Retour à l'accueil
ERP Malleterre >> Gabriel Malleterre

Le Général Gabriel Malleterre
 
 
Un militaire    

 

 

Gabriel Malleterre est né le 30 avril 1858 à Bergerac.

Il intègre Saint Cyr à l'âge de vingt ans, sort second de sa promotion comme sous-lieutenant et part faire campagne en Afrique du Nord dans le 2ème régiment de tirailleurs algériens (1880-1885).

Nommé capitaine (1891), puis chef de bataillon (1900), il professe à l'Ecole supérieure de guerre où il enseigne la géologie et la géographie (1899-1903).

Il y noue une étroite collaboration avec le colonel Niox, qui se resserra en lien de famille, puisqu'en 1892 il épouse la fille ainée du colonel, Charlotte Niox, fondatrice en 1916 du" Bleuet de France".

 

Gabriel Malleterre
Charlotte Malleterre

 

Lieutenant-colonel depuis 1907, il prend le 24 septembre 1911 le commandement du 46éme régiment d'infanterie avec le grade de colonel.

Lors de la déclaration de guerre, son régiment intègre la IIIè Armée du général Ruffey qui prend position sur la Meuse. Il participe aux batailles de Longwy, de Fossé et de Brabant le Roi. Le 6 septembre 1914 il est promu général de brigade sur le front. Le 9 septembre, à Vassincourt en Argonne, un obus lui fracasse le bras et la jambe droite.

Amputé de sa jambe, il pourra conserver son bras mutilé. C'est sur son lit d'hopital que lui furent remises les étoiles de général et la croix d'Officier de la Légion d'Honneur.

 

 

Ses blessures à peine cicatrisées, il devient le 21 janvier 1915 adjoint au général Niox, son beau-père, gouverneur des Invalides, et le remplace dans cette fonction et dans celle de directeur du musée de l'Armée le 1er décembre 1919.

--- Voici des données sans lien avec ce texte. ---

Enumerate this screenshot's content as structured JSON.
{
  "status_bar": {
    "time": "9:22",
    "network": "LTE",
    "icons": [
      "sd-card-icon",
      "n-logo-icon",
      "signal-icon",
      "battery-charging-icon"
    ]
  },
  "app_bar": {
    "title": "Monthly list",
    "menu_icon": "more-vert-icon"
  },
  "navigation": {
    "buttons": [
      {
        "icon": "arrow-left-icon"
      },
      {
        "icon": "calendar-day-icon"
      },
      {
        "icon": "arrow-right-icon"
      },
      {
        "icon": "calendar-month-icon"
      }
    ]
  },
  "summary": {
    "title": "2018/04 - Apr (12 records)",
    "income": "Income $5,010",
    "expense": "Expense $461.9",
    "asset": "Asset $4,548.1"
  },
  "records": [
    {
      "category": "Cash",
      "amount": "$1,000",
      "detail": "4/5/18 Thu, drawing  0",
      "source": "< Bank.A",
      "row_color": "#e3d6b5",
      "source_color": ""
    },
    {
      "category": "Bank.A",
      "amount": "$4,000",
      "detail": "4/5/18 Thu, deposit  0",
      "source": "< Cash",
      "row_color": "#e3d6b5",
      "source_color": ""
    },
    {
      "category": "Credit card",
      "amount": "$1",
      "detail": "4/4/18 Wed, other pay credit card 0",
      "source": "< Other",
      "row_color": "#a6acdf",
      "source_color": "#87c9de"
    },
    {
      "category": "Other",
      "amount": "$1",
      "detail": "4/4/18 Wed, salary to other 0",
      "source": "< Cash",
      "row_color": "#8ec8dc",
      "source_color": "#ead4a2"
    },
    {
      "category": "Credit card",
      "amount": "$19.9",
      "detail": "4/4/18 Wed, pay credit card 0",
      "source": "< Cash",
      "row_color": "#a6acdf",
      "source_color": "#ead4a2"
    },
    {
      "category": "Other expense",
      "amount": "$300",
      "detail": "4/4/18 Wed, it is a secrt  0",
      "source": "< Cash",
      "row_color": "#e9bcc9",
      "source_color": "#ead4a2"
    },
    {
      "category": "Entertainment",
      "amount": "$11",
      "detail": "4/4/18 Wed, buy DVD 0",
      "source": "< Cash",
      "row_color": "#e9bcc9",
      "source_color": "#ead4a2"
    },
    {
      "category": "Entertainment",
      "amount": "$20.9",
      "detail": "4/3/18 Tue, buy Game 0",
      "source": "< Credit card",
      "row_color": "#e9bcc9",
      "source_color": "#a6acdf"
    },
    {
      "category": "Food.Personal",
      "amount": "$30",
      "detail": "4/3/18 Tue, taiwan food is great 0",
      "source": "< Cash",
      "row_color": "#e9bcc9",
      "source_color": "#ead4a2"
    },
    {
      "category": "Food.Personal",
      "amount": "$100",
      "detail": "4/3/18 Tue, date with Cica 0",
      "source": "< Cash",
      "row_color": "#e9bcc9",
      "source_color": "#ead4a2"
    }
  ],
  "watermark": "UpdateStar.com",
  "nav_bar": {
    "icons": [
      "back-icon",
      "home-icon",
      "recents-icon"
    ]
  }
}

Il est nommé Commandeur de la Légion d'Honneur en 1920.

Reconnu également comme écrivain militaire et homme de lettres, il intègre le Comité de la Société des Gens de Lettres.

 

Le général Niox
Un caractère exemplaire    

 
Le général Malleterre

 

Gabriel Malleterre est très tôt sensibilisé au problème de la place des invalides de guerre dans la société française. Lorsqu'il est lui-même mutilé, il constate le mouvement de solidarité qui rapproche les victimes de ceux qui n'étaient pas au front (femmes, personnes âgées...). Mais il sait qu'avec le temps cette solidarité s'estompe, pourtant l''invalide doit conserver toute sa place dans la société, aussi écrit-il, "aide toi et l'Etat t'aidera. Il faut que chacun se mette à l'ouvrage et produise, au sens propre du mot, dans la mesure de ses moyens".

Il va donc agir pour tous ceux qui resteront mutilés à vie.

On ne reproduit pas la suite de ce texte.